Supreme Court guarantees sovereignty, security of Brazilian embassy

Supreme Court guarantees sovereignty, security of Brazilian embassy Brasilia/Tegucigalpa, Honduras  - Brazilian legislators visiting Honduras said Thursday that the Honduran Supreme Court had assured them of the sovereignty and security of Brazil's embassy in Tegucigalpa.

Toppled on June 28 in a coup that remains diplomatically unrecognized by the outside world, Honduran President Manuel Zelaya slipped back into the country on September 21, taking refuge in the Brazilian embassy. The de facto government that took over when Zelaya was ousted and sent into exile has demanded that Brazil either grant Zelaya asylum or hand him over to face criminal charges filed after the coup.

Jorge Rivera, presiding judge of the Honduran Supreme Court, met with the Brazilian delegation.

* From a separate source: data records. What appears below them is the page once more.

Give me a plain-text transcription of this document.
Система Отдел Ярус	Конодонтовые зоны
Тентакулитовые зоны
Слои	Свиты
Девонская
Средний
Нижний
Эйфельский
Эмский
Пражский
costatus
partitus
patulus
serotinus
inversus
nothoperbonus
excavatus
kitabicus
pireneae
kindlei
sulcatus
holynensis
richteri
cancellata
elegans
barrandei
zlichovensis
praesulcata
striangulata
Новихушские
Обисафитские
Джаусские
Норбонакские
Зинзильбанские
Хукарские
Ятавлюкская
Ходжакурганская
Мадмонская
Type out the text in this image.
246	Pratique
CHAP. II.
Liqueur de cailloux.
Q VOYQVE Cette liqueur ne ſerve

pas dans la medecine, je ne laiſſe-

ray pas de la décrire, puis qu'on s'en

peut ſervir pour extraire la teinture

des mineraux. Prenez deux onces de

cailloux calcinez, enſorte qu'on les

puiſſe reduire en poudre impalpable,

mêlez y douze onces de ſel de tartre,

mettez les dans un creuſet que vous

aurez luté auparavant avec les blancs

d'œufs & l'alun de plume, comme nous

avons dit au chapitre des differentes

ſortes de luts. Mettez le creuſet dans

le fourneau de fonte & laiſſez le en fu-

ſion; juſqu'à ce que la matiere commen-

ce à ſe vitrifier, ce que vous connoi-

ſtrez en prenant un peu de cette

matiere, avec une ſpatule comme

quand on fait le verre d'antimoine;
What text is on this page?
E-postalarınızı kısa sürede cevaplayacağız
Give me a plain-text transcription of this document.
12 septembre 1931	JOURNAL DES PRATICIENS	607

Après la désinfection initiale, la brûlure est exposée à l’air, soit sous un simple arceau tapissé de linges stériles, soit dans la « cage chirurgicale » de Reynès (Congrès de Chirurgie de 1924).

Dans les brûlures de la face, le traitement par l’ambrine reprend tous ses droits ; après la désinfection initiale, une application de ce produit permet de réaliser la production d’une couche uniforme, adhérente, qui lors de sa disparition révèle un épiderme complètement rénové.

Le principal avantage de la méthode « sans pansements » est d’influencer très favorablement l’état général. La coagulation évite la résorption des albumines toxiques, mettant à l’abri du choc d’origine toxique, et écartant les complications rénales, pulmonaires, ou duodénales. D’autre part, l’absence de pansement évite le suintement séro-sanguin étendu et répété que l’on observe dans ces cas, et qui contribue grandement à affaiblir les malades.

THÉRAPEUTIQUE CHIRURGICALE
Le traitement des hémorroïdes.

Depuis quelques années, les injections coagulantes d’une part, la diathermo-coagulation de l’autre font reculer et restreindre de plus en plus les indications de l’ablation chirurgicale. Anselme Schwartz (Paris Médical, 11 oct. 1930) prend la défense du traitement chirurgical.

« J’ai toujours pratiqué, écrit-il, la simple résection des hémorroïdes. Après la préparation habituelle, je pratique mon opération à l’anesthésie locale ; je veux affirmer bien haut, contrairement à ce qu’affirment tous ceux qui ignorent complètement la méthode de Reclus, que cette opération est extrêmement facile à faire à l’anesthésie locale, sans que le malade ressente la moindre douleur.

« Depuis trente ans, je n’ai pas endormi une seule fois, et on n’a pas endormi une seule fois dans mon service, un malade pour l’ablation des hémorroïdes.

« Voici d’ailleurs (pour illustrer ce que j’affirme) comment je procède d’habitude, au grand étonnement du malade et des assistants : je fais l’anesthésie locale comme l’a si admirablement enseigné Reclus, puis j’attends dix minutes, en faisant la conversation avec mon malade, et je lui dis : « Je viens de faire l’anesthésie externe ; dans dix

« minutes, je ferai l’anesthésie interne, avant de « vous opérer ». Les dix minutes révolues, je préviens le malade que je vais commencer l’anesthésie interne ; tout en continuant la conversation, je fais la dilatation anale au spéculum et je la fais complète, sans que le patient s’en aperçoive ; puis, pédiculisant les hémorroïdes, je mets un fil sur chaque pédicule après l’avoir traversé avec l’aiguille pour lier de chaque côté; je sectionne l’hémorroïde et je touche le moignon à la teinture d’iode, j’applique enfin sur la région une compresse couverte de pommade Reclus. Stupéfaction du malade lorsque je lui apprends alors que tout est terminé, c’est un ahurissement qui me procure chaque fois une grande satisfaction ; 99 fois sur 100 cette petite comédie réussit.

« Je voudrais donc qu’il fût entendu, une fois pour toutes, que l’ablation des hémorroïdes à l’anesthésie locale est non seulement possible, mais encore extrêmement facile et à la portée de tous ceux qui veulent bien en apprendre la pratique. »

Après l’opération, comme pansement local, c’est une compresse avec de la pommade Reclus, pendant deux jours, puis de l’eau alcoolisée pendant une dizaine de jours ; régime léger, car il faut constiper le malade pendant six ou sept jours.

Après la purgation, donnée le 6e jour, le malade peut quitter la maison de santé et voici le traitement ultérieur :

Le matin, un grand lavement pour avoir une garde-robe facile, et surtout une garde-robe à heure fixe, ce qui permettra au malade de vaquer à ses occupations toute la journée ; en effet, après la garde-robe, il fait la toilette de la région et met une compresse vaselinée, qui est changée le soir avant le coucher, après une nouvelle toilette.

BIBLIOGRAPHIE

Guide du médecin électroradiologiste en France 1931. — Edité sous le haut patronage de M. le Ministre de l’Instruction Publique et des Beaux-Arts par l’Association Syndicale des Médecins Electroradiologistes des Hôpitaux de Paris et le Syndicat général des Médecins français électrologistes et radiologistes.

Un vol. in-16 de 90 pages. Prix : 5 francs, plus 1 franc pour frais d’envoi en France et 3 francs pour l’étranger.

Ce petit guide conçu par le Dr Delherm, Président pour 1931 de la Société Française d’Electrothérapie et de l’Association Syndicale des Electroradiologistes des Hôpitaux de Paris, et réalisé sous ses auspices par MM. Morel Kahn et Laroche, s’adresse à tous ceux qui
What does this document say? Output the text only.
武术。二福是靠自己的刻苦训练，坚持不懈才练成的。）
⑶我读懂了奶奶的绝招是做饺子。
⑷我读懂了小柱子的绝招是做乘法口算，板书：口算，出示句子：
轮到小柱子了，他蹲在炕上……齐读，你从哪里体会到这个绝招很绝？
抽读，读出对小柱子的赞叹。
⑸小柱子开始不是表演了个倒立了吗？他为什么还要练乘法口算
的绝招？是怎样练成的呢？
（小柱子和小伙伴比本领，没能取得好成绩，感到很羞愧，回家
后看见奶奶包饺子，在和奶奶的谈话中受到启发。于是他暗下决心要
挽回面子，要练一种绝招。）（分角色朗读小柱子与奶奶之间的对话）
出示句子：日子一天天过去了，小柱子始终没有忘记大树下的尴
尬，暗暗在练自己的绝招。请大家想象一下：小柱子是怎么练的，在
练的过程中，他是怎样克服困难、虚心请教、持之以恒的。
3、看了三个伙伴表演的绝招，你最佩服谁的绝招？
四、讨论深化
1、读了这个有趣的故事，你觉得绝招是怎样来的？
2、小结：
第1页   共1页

"He told us that there was no chance whatsoever of an invasion (of embassy grounds)," legislator Raul Jungmann told the Brazilian state news agency ABR. "He said the Court of Justice could guarantee that, and that we could take back to Brazil the message that the integrity of the Brazilian community in the country was guaranteed."

The Honduran Supreme Court issued the order for Zelaya's arrest, alleging that he had been trying to change the constitution to seek another term in office.

The Brazilian legislators were expected to visit the embassy. Legislator Paulo Valente told Brazilian website UOL that the group had already received permission from Honduras' de facto government to enter the diplomatic mission.

Chilean diplomat John Biehl said after visiting Honduras that Zelaya and the de facto government, led by former National Congress speaker Roberto Micheletti, are getting closer to dialogue.

Biehl, an advisor to organization of American States (OAS) Secretary-General Jose Miguel Insulza, was part of a five-member OAS delegation that entered Honduras Sunday. He was allowed to stay when the four others were immediately deported by the Micheletti government.

There is now "a little bit less emotional behaviour and a little bit more rationality" in Honduras, Biehl said after arriving in Santiago de Chile, though he did not rule out a new escalation of the political crisis.

"There is a very real fear on both sides," he told Chilean website Emol, "that this might lead to violence such as this country has not seen in a great many years." (dpa)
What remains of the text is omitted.